Namun pada kasus kali ini, penulis hanya ingin mencoba melihat pada sisi yang lain terhadap keberadaan entitas sosial ini (LGBT). Bagaimanapun perilaku menyimpang kelompok LGBT, mereka tetaplah manusia dan punya hak sebagai warga negara yang berdaulat dan dilindungi oleh konstitusi. Sikap pembubaran aktivitas kelompok LGBT dengan berbagai ancaman bukanlah solusi yang tepat.
Jika negara ingin mengubah perilaku ini, ada baiknya dengan melakukan pendekatan yang lebih manusiawi dan komunikatif tanpa membuat keberadaan mereka terancam. Pernahkah kita kemudian mendengar secara utuh suara mereka? Bisa saja ada hal-hal yang membuat mereka menjadi penganut paham LGBT ini. Kalaupun perilaku ini dianggap penyakit sosial, muncul pernyataan seperti ini, “Apa bedanya keberadaan aktivitas seks komersil yang dijajakan dengan bebasnya di negeri ini? Yang sama-sama memberi penyakit, bahkan penularan HIV/AIDS itu sendiri kebanyakan akibat perilaku seks bebas.
Tulisan ini bukan bermaksud untuk mendukung mereka yang berperilaku demikian, tetapi lebih kepada bagaimana kita memberi solusi dengan pendekatan secara kemanusiaan, lalu beranjak pada solusi berdasarkan regulasi secara bertahap. Misalnya melakukan relokasi agar penyebaran penyakit sosial ini tidak merebak secara bebas, seperti regulasi yang ada di negara Belanda misalnya.

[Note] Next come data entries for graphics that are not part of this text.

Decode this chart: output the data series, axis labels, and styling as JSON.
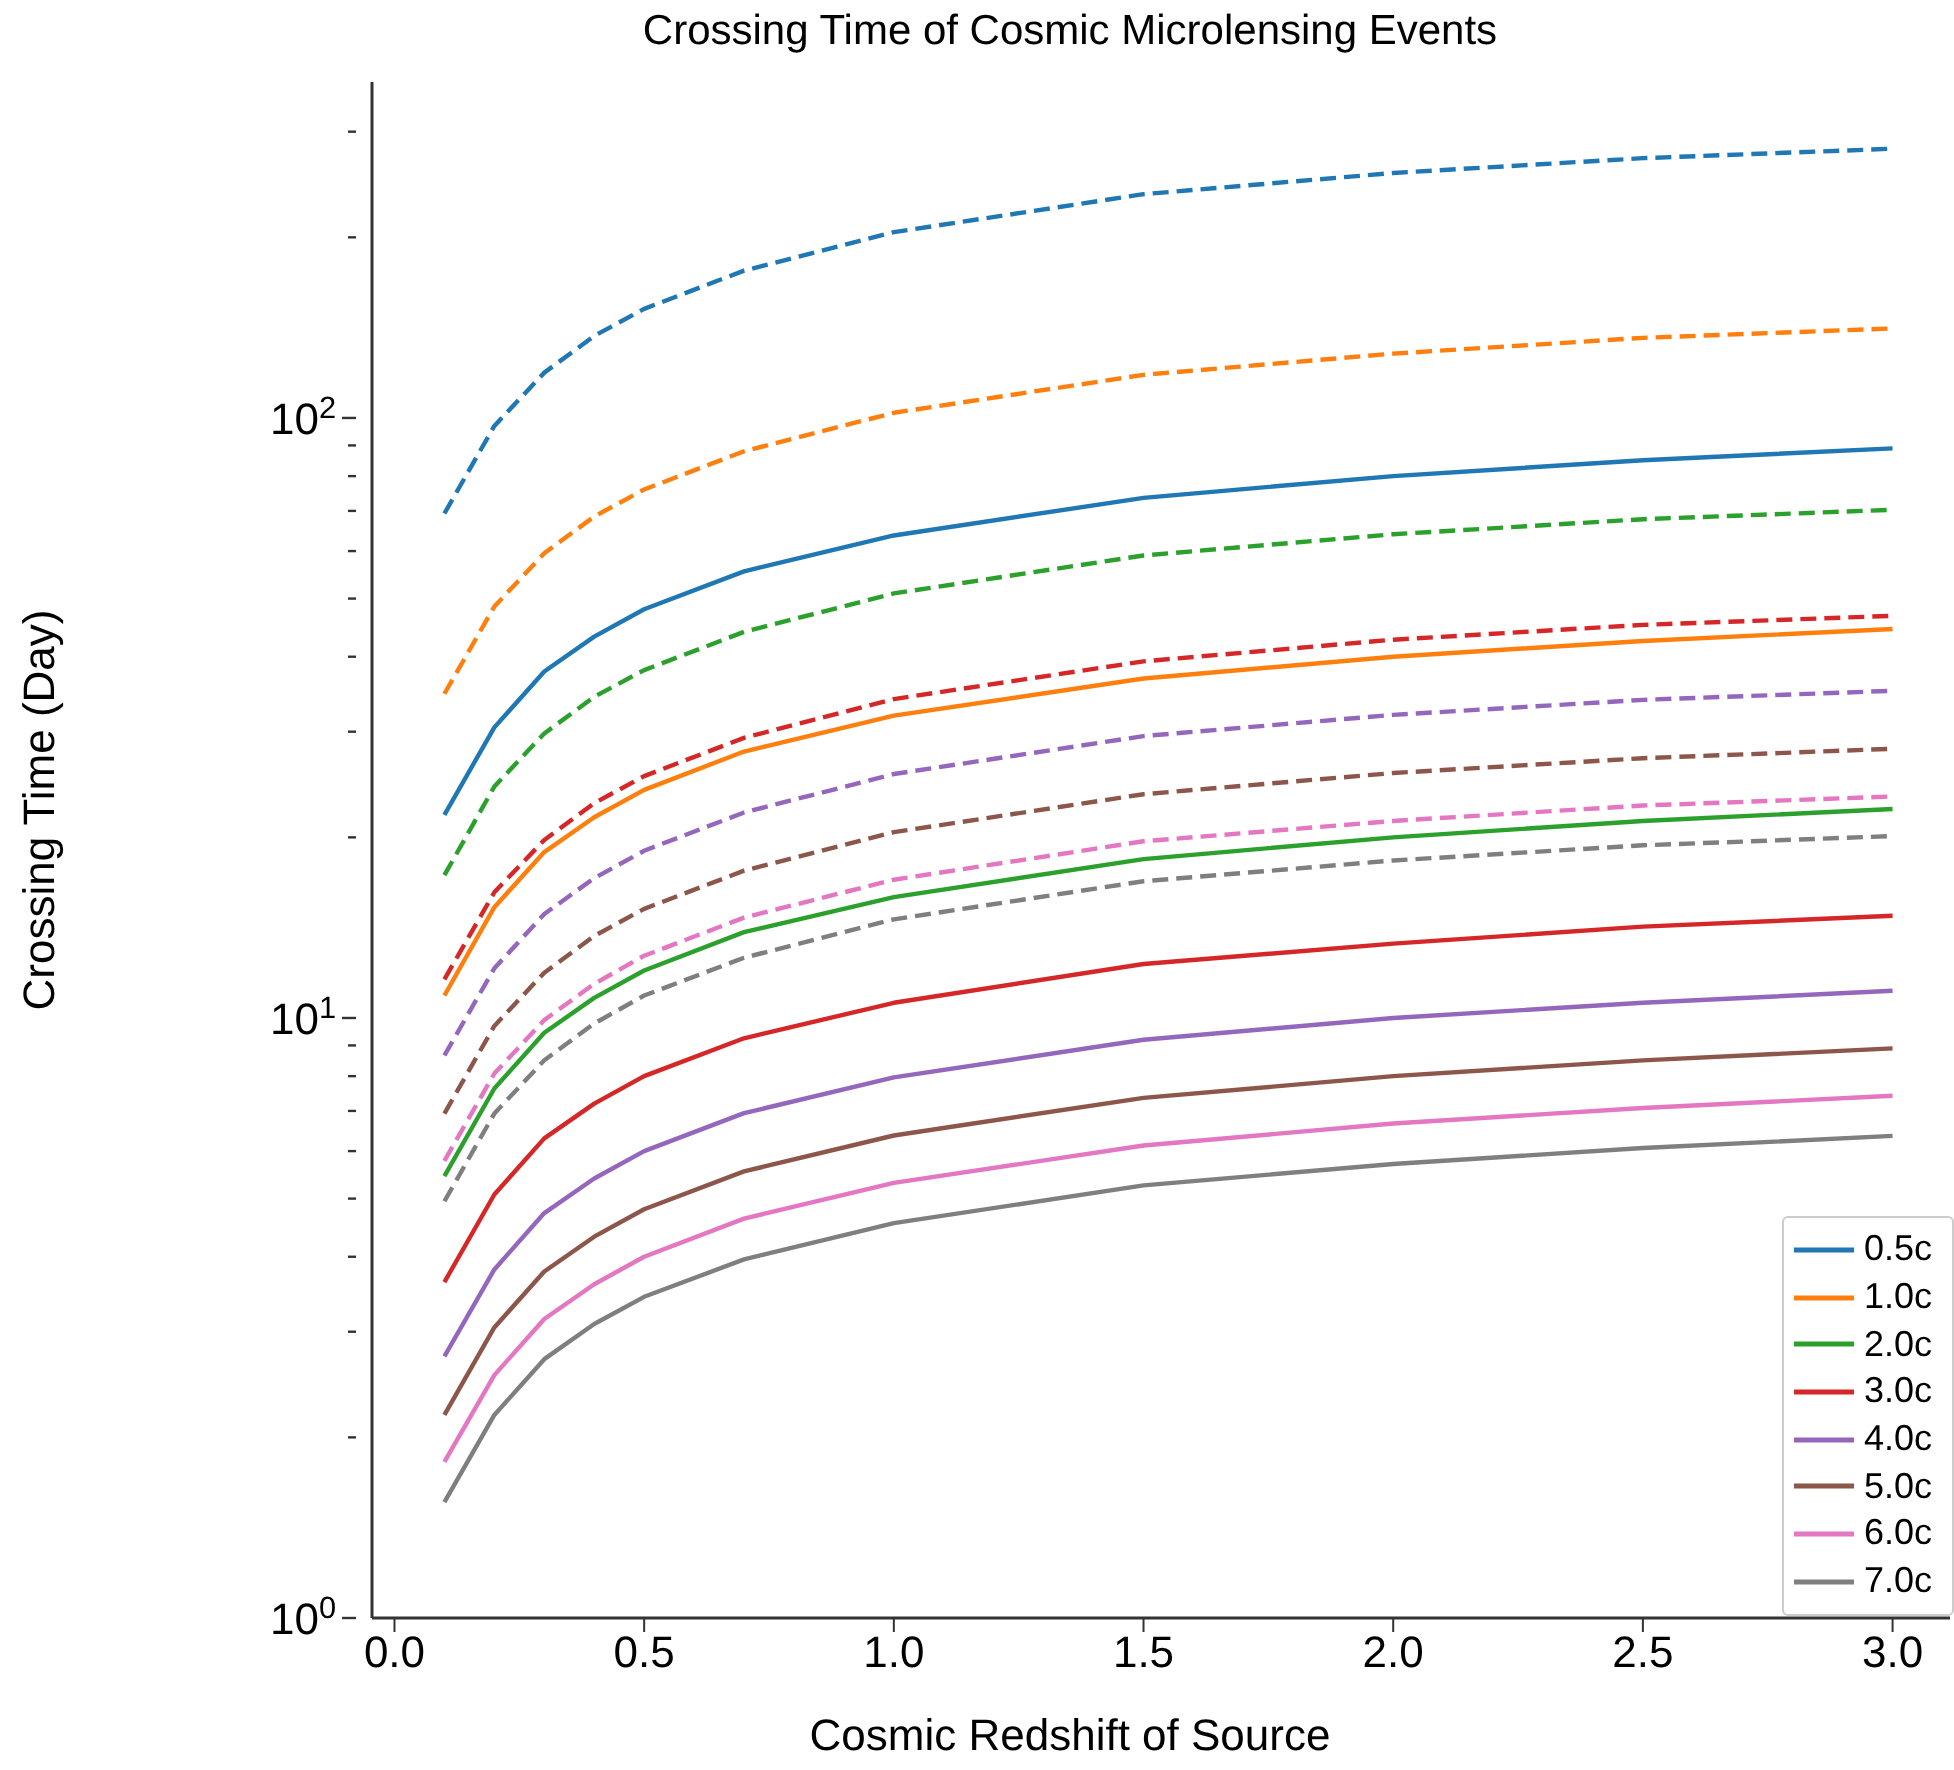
{
  "chart_data": {
    "type": "line",
    "title": "Crossing Time of Cosmic Microlensing Events",
    "xlabel": "Cosmic Redshift of Source",
    "ylabel": "Crossing Time (Day)",
    "x": [
      0.1,
      0.2,
      0.3,
      0.4,
      0.5,
      0.7,
      1.0,
      1.5,
      2.0,
      2.5,
      3.0
    ],
    "series": [
      {
        "name": "0.5c",
        "color": "#1f77b4",
        "line_style": "solid",
        "values": [
          21.8,
          30.5,
          37.8,
          43.2,
          48,
          55.5,
          63.7,
          73.6,
          80,
          85,
          89
        ]
      },
      {
        "name": "1.0c",
        "color": "#ff7f0e",
        "line_style": "solid",
        "values": [
          10.9,
          15.3,
          18.9,
          21.6,
          24,
          27.8,
          31.9,
          36.8,
          40,
          42.5,
          44.5
        ]
      },
      {
        "name": "2.0c",
        "color": "#2ca02c",
        "line_style": "solid",
        "values": [
          5.45,
          7.63,
          9.45,
          10.8,
          12,
          13.9,
          15.9,
          18.4,
          20,
          21.3,
          22.3
        ]
      },
      {
        "name": "3.0c",
        "color": "#d62728",
        "line_style": "solid",
        "values": [
          3.63,
          5.08,
          6.3,
          7.2,
          8,
          9.25,
          10.6,
          12.3,
          13.3,
          14.2,
          14.8
        ]
      },
      {
        "name": "4.0c",
        "color": "#9467bd",
        "line_style": "solid",
        "values": [
          2.73,
          3.81,
          4.73,
          5.4,
          6,
          6.94,
          7.96,
          9.2,
          10,
          10.6,
          11.1
        ]
      },
      {
        "name": "5.0c",
        "color": "#8c564b",
        "line_style": "solid",
        "values": [
          2.18,
          3.05,
          3.78,
          4.32,
          4.8,
          5.55,
          6.37,
          7.36,
          8,
          8.5,
          8.9
        ]
      },
      {
        "name": "6.0c",
        "color": "#e377c2",
        "line_style": "solid",
        "values": [
          1.82,
          2.54,
          3.15,
          3.6,
          4,
          4.63,
          5.31,
          6.13,
          6.67,
          7.08,
          7.42
        ]
      },
      {
        "name": "7.0c",
        "color": "#7f7f7f",
        "line_style": "solid",
        "values": [
          1.56,
          2.18,
          2.7,
          3.09,
          3.43,
          3.96,
          4.55,
          5.26,
          5.71,
          6.07,
          6.36
        ]
      },
      {
        "color": "#1f77b4",
        "line_style": "dashed",
        "values": [
          69.3,
          97,
          119,
          137,
          152,
          176,
          204,
          236,
          256,
          271,
          281
        ]
      },
      {
        "color": "#ff7f0e",
        "line_style": "dashed",
        "values": [
          34.7,
          48.5,
          59.5,
          68.5,
          76,
          88,
          102,
          118,
          128,
          136,
          141
        ]
      },
      {
        "color": "#2ca02c",
        "line_style": "dashed",
        "values": [
          17.3,
          24.3,
          29.8,
          34.3,
          38,
          44,
          51,
          59,
          64,
          67.8,
          70.3
        ]
      },
      {
        "color": "#d62728",
        "line_style": "dashed",
        "values": [
          11.6,
          16.2,
          19.8,
          22.8,
          25.3,
          29.3,
          34,
          39.3,
          42.7,
          45.2,
          46.8
        ]
      },
      {
        "color": "#9467bd",
        "line_style": "dashed",
        "values": [
          8.66,
          12.1,
          14.9,
          17.1,
          19,
          22,
          25.5,
          29.5,
          32,
          33.9,
          35.1
        ]
      },
      {
        "color": "#8c564b",
        "line_style": "dashed",
        "values": [
          6.93,
          9.7,
          11.9,
          13.7,
          15.2,
          17.6,
          20.4,
          23.6,
          25.6,
          27.1,
          28.1
        ]
      },
      {
        "color": "#e377c2",
        "line_style": "dashed",
        "values": [
          5.78,
          8.08,
          9.92,
          11.4,
          12.7,
          14.7,
          17,
          19.7,
          21.3,
          22.6,
          23.4
        ]
      },
      {
        "color": "#7f7f7f",
        "line_style": "dashed",
        "values": [
          4.95,
          6.93,
          8.5,
          9.79,
          10.9,
          12.6,
          14.6,
          16.9,
          18.3,
          19.4,
          20.1
        ]
      }
    ],
    "log": "y",
    "grid": false,
    "legend": "bottom right",
    "marker": "none",
    "xlim": [
      -0.045,
      3.115
    ],
    "xticks": [
      {
        "value": 0,
        "label": "0.0"
      },
      0.5,
      {
        "value": 1,
        "label": "1.0"
      },
      1.5,
      {
        "value": 2,
        "label": "2.0"
      },
      2.5,
      {
        "value": 3,
        "label": "3.0"
      }
    ],
    "ylim": [
      1,
      363
    ],
    "yticks": [
      {
        "value": 1,
        "label": "10$^{0}$"
      },
      {
        "value": 2,
        "label": null
      },
      {
        "value": 3,
        "label": null
      },
      {
        "value": 4,
        "label": null
      },
      {
        "value": 5,
        "label": null
      },
      {
        "value": 6,
        "label": null
      },
      {
        "value": 7,
        "label": null
      },
      {
        "value": 8,
        "label": null
      },
      {
        "value": 9,
        "label": null
      },
      {
        "value": 10,
        "label": "10$^{1}$"
      },
      {
        "value": 20,
        "label": null
      },
      {
        "value": 30,
        "label": null
      },
      {
        "value": 40,
        "label": null
      },
      {
        "value": 50,
        "label": null
      },
      {
        "value": 60,
        "label": null
      },
      {
        "value": 70,
        "label": null
      },
      {
        "value": 80,
        "label": null
      },
      {
        "value": 90,
        "label": null
      },
      {
        "value": 100,
        "label": "10$^{2}$"
      },
      {
        "value": 200,
        "label": null
      },
      {
        "value": 300,
        "label": null
      }
    ]
  }
}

Kawasan Red Light District di Belanda adalah sebuah kawasan aktivitas malam yang diregulasi oleh pemerintah semata-mata untuk menjaga kondusivitas sosial, di mana di lokasi tersebut disediakan tenaga medis dan kepolisian untuk menghindari hal-hal yang tidak diinginkan, bahkan anak di bawah umur dilarang masuk, serta meminimalisir tingkat kriminalitas yang ada (Kompas.com, Juni 2021).
Terakhir apakah pemerintah di negara ini pro terhadap regulasi prostitusi atau hal-hal yang sifatnya dilarang semisal minuman keras? Saya kira hal ini bisa kita diskusikan dengan akal sehat agar tidak menimbulkan kesalahpahaman. Sebagai contoh pembubaran lokalisasi prostitusi di Doli, Surabaya mengakibatkan PSK di sana menyebar yang tentunya penyebaran penyakitnya jauh lebih luas akibat tidak direlokasi dengan baik.
Bagaimanapun, kelompok LGBT ini tetaplah manusia yang harus dilindungi haknya dan berhak untuk mendapat perlakuan yang sama di mata negara. Masyarakat tidak berhak mengucilkan mereka karena itu bukanlah karakter bangsa ini. Mari untuk sama-sama memberikan solusi dengan pendekatan kemanusiaan sebagaimana Gus Dur juga melakukan hal tersebut seperti pada kasus Dorce Gamalama yang kasusnya mungkin tak jauh beda dengan LGBT.